Donate
Prose

Х.Л. Борхес. ТРАНСДУКЦИЯ* ОДНОГО СЛУЧАЯ (1924)

La traducción de un incidente

Из сб. «Inquisiciones» — «Расследования» (1925)

Перевод с испанского Э. Бартенева (2023)


Дружба объединяет; ненависть тоже умеет объединять. Два имени, принадлежащие одному и тому же воинскому братству, словно мечи, скрещенные в пылу раздора, — это Гомес де ла Серна и Рафаэль Кансинос-Ассенс. Весь вековечный разлад искусства воплощен в фигурах этих угрюмо сблизившихся противников: в плотном, толстом и заземленном мадридце, который, хотя и увяз в действительности (в той чрезвычайно горькой твердыне, которую кастильцы называют реальностью), однако хочет от нее откреститься с помощью деталей, описаний и причудливых фантазий, — и в андалузце, высоком, как пламя мятежного костра, и безыскусном в своей выразительности, как дерево, в его медлительных и действенных словах всегда слышится печаль.

1923 Рамон Гомес де ла Серна (1888–1963) в цирке El Price, Мадрид. Фото: Луис Р. Марин.
1923 Рамон Гомес де ла Серна (1888–1963) в цирке El Price, Мадрид. Фото: Луис Р. Марин.
1930-е годы. Рафаэль Кансинос-Ассенс (1882–1964) на Куэста-де-Мояно, улице, известный книжными киосками, Мадрид.

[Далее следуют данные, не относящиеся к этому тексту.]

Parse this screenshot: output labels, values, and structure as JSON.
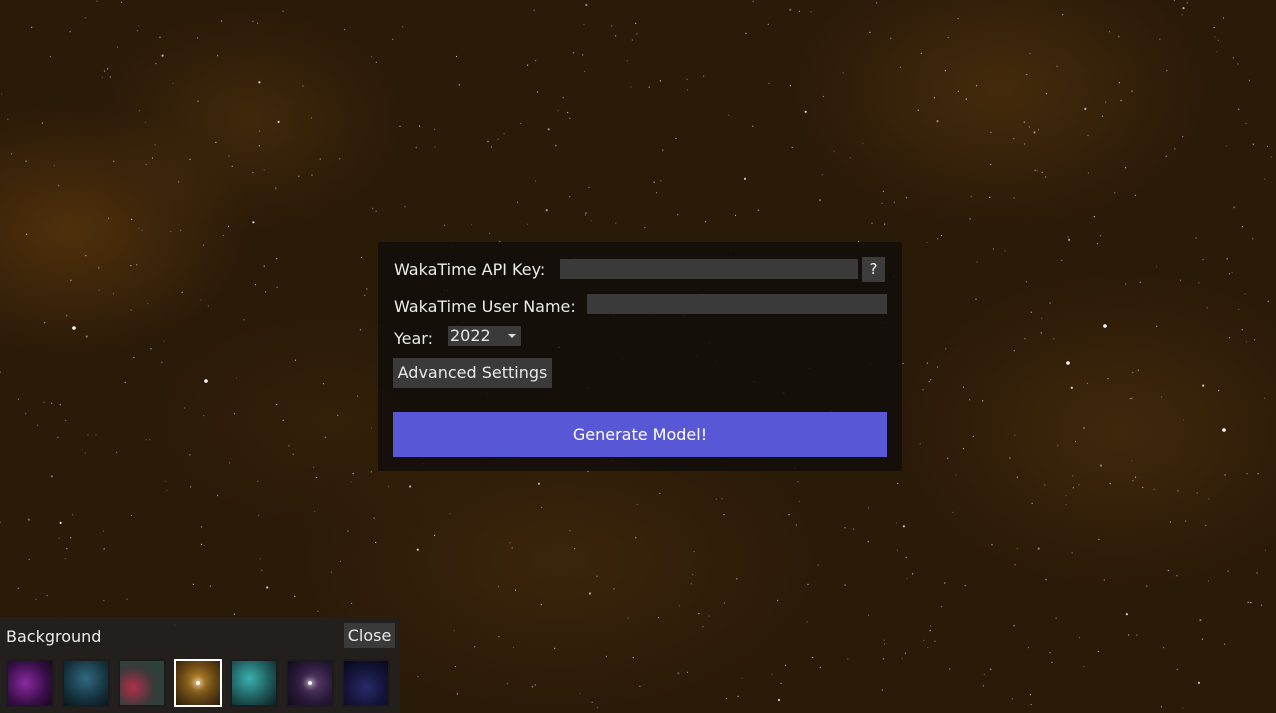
{
  "form": {
    "api_key_label": "WakaTime API Key:",
    "api_key_value": "",
    "help_label": "?",
    "username_label": "WakaTime User Name:",
    "username_value": "",
    "year_label": "Year:",
    "year_value": "2022",
    "advanced_label": "Advanced Settings",
    "generate_label": "Generate Model!",
    "accent_color": "#5857d6"
  },
  "background_picker": {
    "title": "Background",
    "close_label": "Close",
    "selected_index": 3,
    "thumbnails": [
      {
        "name": "purple-nebula",
        "color": "#5a1f6e"
      },
      {
        "name": "teal-nebula",
        "color": "#1f4a5a"
      },
      {
        "name": "red-green-nebula",
        "color": "#4a3a3a"
      },
      {
        "name": "orange-nebula",
        "color": "#6b4a16"
      },
      {
        "name": "cyan-nebula",
        "color": "#1f6a6a"
      },
      {
        "name": "violet-star",
        "color": "#3a2a4a"
      },
      {
        "name": "dark-blue-nebula",
        "color": "#1a1a3a"
      }
    ]
  }
}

EFE/Fundación Archivo Rafael Cansinos Assens.
1930-е годы. Рафаэль Кансинос-Ассенс (1882–1964) на Куэста-де-Мояно, улице, известный книжными киосками, Мадрид. EFE/Fundación Archivo Rafael Cansinos Assens.

В выборе между этими двумя мужами, точнее, духа того или другого, литературный молодняк Испании какое-то время колебался. Гомес де ла Серна обосновался в тесном, как тюрьма, винном магазинчике «Помбо», в то время как севилец собирал своих приятелей в «Колониале», кафе с бездонными зеркалами, которые не только не искажали жизни, но вбирали ее в себя, множили и с щедрой настойчивостью комментировали, как псалом. Оба сборища проходили по субботам, за пределами ритуального полуночного часа: обстоятельство, укрепляющее пыл и болтливость и объясняемое не влиянием колдовства, а великим испанским обычаем отрицания ночи (nocharniega) и полезной, избыточной праздностью наступающего воскресенья. Оба собрания были эксклюзивными; тот, кто посещал одно, по соображениям религиозного толка отстранялся от другого, и лишь очаровательному Эухенио Монтесу удавалось, благодаря интеллектуальной ловкости, которая скандализовала его товарищей, обосновывать свое присутствие в обеих фракциях. Я был сторонником Кансиноса, и до сих пор скучаю по субботним встречам и ныне вольноотущенным сердцам, сплотившимся тогда в поэтическом всенощном бдении (vigilia de poesía) против опутанного мраком города, который надвигался на нас, как ливень, секущий по окнам кафе. Читатель заметит, что глаголы употреблены в прошедшем времени, этим я хочу указать на то, что описываемый спор, столь яростный еще четыре или пять лет назад, иссяк. Безучастность же не искоренила этого соперничества. Легкое озорство лишь умерило строгие причитания; грегерия** наступила на псалом, и любители страстных образов, которые раньше воспламенялись от одной только светящейся тени Кансиноса-Ассенса, сегодня уже отваживаются шутить в «Помбо». На вечера под наставничеством Кансиноса и к серьезным мужам, которых разочарование прибило к берегам искусства, уже не наведывается никто из молодых, кроме разве что меня, вернувшегося в конце концов к тому, что завтра скроется за лигами расстояний. Вот такой случай; давайте посмотрим, какое он имеет значение.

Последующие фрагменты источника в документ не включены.